"Humanities majors may well learn a great deal about the world. But they don’t really learn career skills through their studies. Engineering majors, conversely, learn in great technical detail. But they might not learn why, how, or where they should apply their skills in the workforce. The best students, workers, and thinkers will integrate these questions into a cohesive narrative."
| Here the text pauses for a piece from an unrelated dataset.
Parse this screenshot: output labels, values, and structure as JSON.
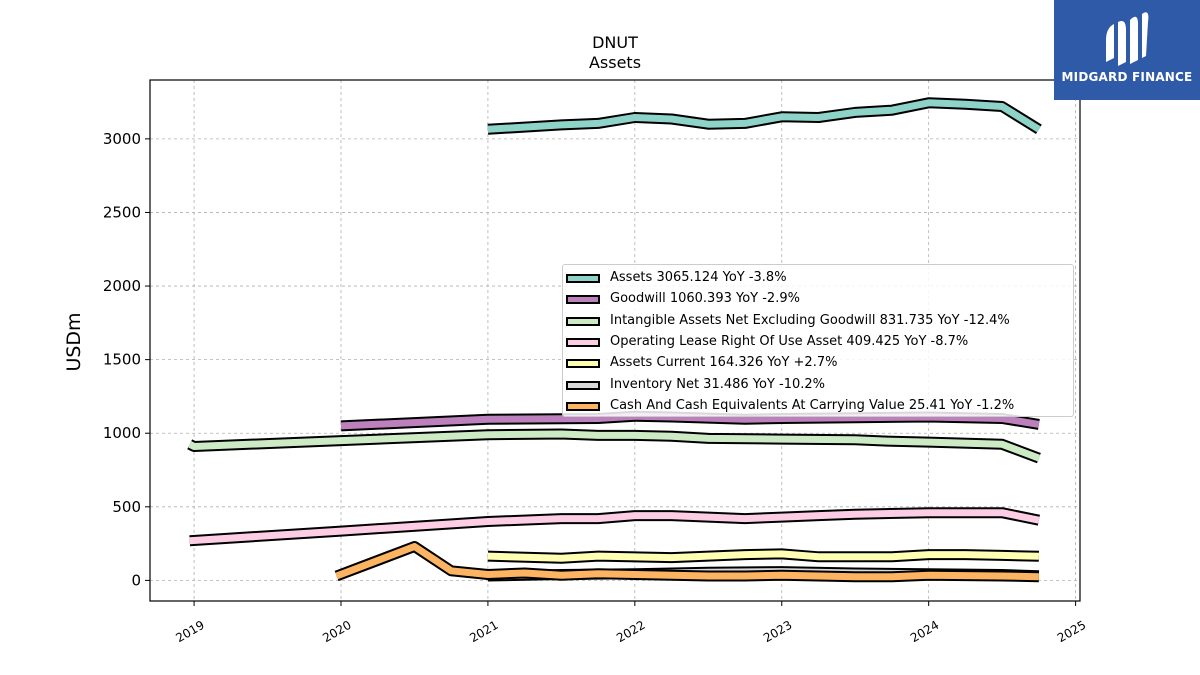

Overlooking the fact that the Peter Thiel teaching at Stanford is the same Peter Thiel who paid 20 kids $100,000 to drop out of college and start a business, this is a great recap of Thiel’s first course at Stanford. Student Blake Masters took detailed notes, and there are some real gems (not, it should be noted, necessarily captured verbatim). The above comment shows the recognition of a workforce that can integrate inputs from diverse source, while this quote should also be borne in mind by all would-be entrepreneurs:
Channeling Tolstoy’s intro to Anna Karenina, all successful companies are different; they figured out the 0 to 1 problem in different ways. But all failed companies are the same; they botched the 0 to 1 problem.
I was also fascinated by Thiel’s interpretation of “the problem with big business,” which comes down to a question of scale and design:
North of 100 people in a company, employees don’t all know each other. Politics become important. Incentives change. Signaling that work is being done may become more important than actually doing work. These costs are almost always underestimated. Yet they are so prevalent that professional investors should and do seriously reconsider before investing in companies that have more than one office. Severe coordination problems may stem from something as seemingly trivial or innocuous as a company having a multi-floor office.
Thiel also gets into why people should ever embark on a startup in the first place, and it’s not, he advises, in order to merely copy what already exists. You can learn a lot if you shot for the moon and miss. But:
If you try to do Groupon for Madagascar and it fails, it’s not clear where exactly you are. But it’s not good.
And then finally, he details some questions all entrepreneurs should pose to themselves. I say we’d all probably benefit from taking a conscious look at where we are:
First, what is valuable? Second, what can I do? And third, what is nobody else doing?